Because that intake is so close to the shore, Virginia contends, the quality of water it draws is inferior to that it could pull from the main channel. It said the project would have no effect on the environment or public health, or in the use of the river for navigation and recreation.
The dispute turns on land-use issues almost as much as on water rights.
Maryland officials have said that Virginia's land-use policies have led to the pollution the Fairfax Water Authority says it is trying to avoid by extending its intake pipe 725 feet offshore.
Virginia, saying it needs the project to protect its citizens' health by getting access to higher-quality water in the Potomac's main channel, says that "improper political influence" has led Maryland Gov. Parris N. Glendening and other officials to block construction for more than two years.

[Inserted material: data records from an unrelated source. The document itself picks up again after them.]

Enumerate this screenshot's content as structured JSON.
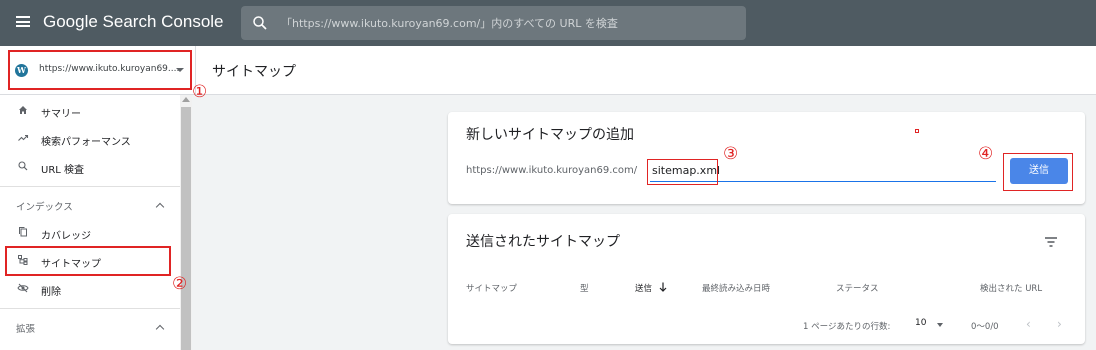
{
  "header": {
    "app_title": "Google Search Console",
    "search_placeholder": "「https://www.ikuto.kuroyan69.com/」内のすべての URL を検査"
  },
  "property": {
    "label": "https://www.ikuto.kuroyan69....",
    "icon": "wordpress-icon"
  },
  "page_title": "サイトマップ",
  "sidebar": {
    "items_top": [
      {
        "label": "サマリー",
        "icon": "home-icon"
      },
      {
        "label": "検索パフォーマンス",
        "icon": "trending-icon"
      },
      {
        "label": "URL 検査",
        "icon": "search-icon"
      }
    ],
    "section_index": "インデックス",
    "items_index": [
      {
        "label": "カバレッジ",
        "icon": "copy-icon"
      },
      {
        "label": "サイトマップ",
        "icon": "sitemap-icon"
      },
      {
        "label": "削除",
        "icon": "eye-off-icon"
      }
    ],
    "section_extensions": "拡張"
  },
  "add_sitemap": {
    "title": "新しいサイトマップの追加",
    "url_prefix": "https://www.ikuto.kuroyan69.com/",
    "input_value": "sitemap.xml",
    "submit_label": "送信"
  },
  "submitted": {
    "title": "送信されたサイトマップ",
    "columns": [
      "サイトマップ",
      "型",
      "送信",
      "最終読み込み日時",
      "ステータス",
      "検出された URL"
    ],
    "rows_per_page_label": "1 ページあたりの行数:",
    "rows_per_page_value": "10",
    "range": "0〜0/0",
    "prev": "‹",
    "next": "›"
  },
  "annotations": [
    "①",
    "②",
    "③",
    "④"
  ],
  "colors": {
    "header_bg": "#4f5b62",
    "accent": "#1a73e8",
    "submit_bg": "#4a86e8",
    "annotation_red": "#e02424"
  }
}
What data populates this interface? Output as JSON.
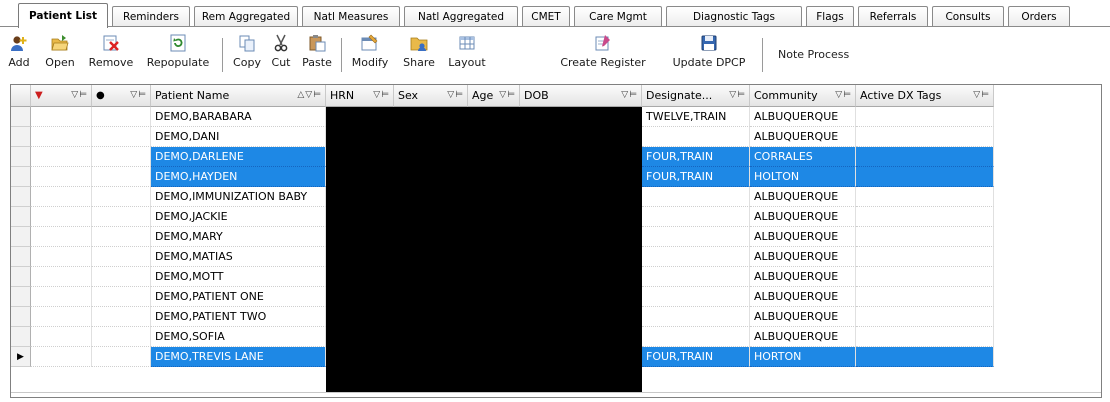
{
  "tabs": [
    {
      "label": "Patient List",
      "active": true
    },
    {
      "label": "Reminders"
    },
    {
      "label": "Rem Aggregated"
    },
    {
      "label": "Natl Measures"
    },
    {
      "label": "Natl Aggregated"
    },
    {
      "label": "CMET"
    },
    {
      "label": "Care Mgmt"
    },
    {
      "label": "Diagnostic Tags"
    },
    {
      "label": "Flags"
    },
    {
      "label": "Referrals"
    },
    {
      "label": "Consults"
    },
    {
      "label": "Orders"
    }
  ],
  "toolbar": {
    "add": "Add",
    "open": "Open",
    "remove": "Remove",
    "repopulate": "Repopulate",
    "copy": "Copy",
    "cut": "Cut",
    "paste": "Paste",
    "modify": "Modify",
    "share": "Share",
    "layout": "Layout",
    "create_register": "Create Register",
    "update_dpcp": "Update DPCP",
    "note_process": "Note Process"
  },
  "grid": {
    "headers": {
      "patient_name": "Patient Name",
      "hrn": "HRN",
      "sex": "Sex",
      "age": "Age",
      "dob": "DOB",
      "designated": "Designate...",
      "community": "Community",
      "active_dx_tags": "Active DX Tags"
    },
    "rows": [
      {
        "name": "DEMO,BARABARA",
        "designated": "TWELVE,TRAIN",
        "community": "ALBUQUERQUE",
        "selected": false
      },
      {
        "name": "DEMO,DANI",
        "designated": "",
        "community": "ALBUQUERQUE",
        "selected": false
      },
      {
        "name": "DEMO,DARLENE",
        "designated": "FOUR,TRAIN",
        "community": "CORRALES",
        "selected": true
      },
      {
        "name": "DEMO,HAYDEN",
        "designated": "FOUR,TRAIN",
        "community": "HOLTON",
        "selected": true
      },
      {
        "name": "DEMO,IMMUNIZATION BABY",
        "designated": "",
        "community": "ALBUQUERQUE",
        "selected": false
      },
      {
        "name": "DEMO,JACKIE",
        "designated": "",
        "community": "ALBUQUERQUE",
        "selected": false
      },
      {
        "name": "DEMO,MARY",
        "designated": "",
        "community": "ALBUQUERQUE",
        "selected": false
      },
      {
        "name": "DEMO,MATIAS",
        "designated": "",
        "community": "ALBUQUERQUE",
        "selected": false
      },
      {
        "name": "DEMO,MOTT",
        "designated": "",
        "community": "ALBUQUERQUE",
        "selected": false
      },
      {
        "name": "DEMO,PATIENT ONE",
        "designated": "",
        "community": "ALBUQUERQUE",
        "selected": false
      },
      {
        "name": "DEMO,PATIENT TWO",
        "designated": "",
        "community": "ALBUQUERQUE",
        "selected": false
      },
      {
        "name": "DEMO,SOFIA",
        "designated": "",
        "community": "ALBUQUERQUE",
        "selected": false
      },
      {
        "name": "DEMO,TREVIS LANE",
        "designated": "FOUR,TRAIN",
        "community": "HORTON",
        "selected": true,
        "current": true
      }
    ]
  },
  "colors": {
    "selection": "#1e88e5",
    "flag_red": "#cc1f1f"
  }
}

The lawsuit said that 31 members of the Maryland General Assembly introduced a bill this month to block the new project "until un-named 'studies' are completed at some indeterminate time in the future."
Virginia complained specifically about Del. Jean B. Cryor, a Montgomery County Republican, and quoted her as saying at a public hearing in 1997 that she would never allow the intake to be built.
Cryor said yesterday that Virginia has caused its own problems by allowing development close to the shoreline and shouldn't be allowed to escape those problems by extending the intake pipe.
"This is another version of strip mining," she said. "First they destroy the shoreline, then they move on. There's no justification for the pipe when by cleaning up the shoreline they can solve their problem."
Maryland has 60 days to answer the lawsuit.
The Constitution allows one state to sue another in the Supreme Court instead of filing the case in lower federal courts first. The justices have no binding duty to hear such disputes, but they do so about once a year. Most such cases are boundary disputes, but the court often has heard disputes over water rights.
If the court agrees to take such a case, it usually takes a minimum of three years to reach a decision.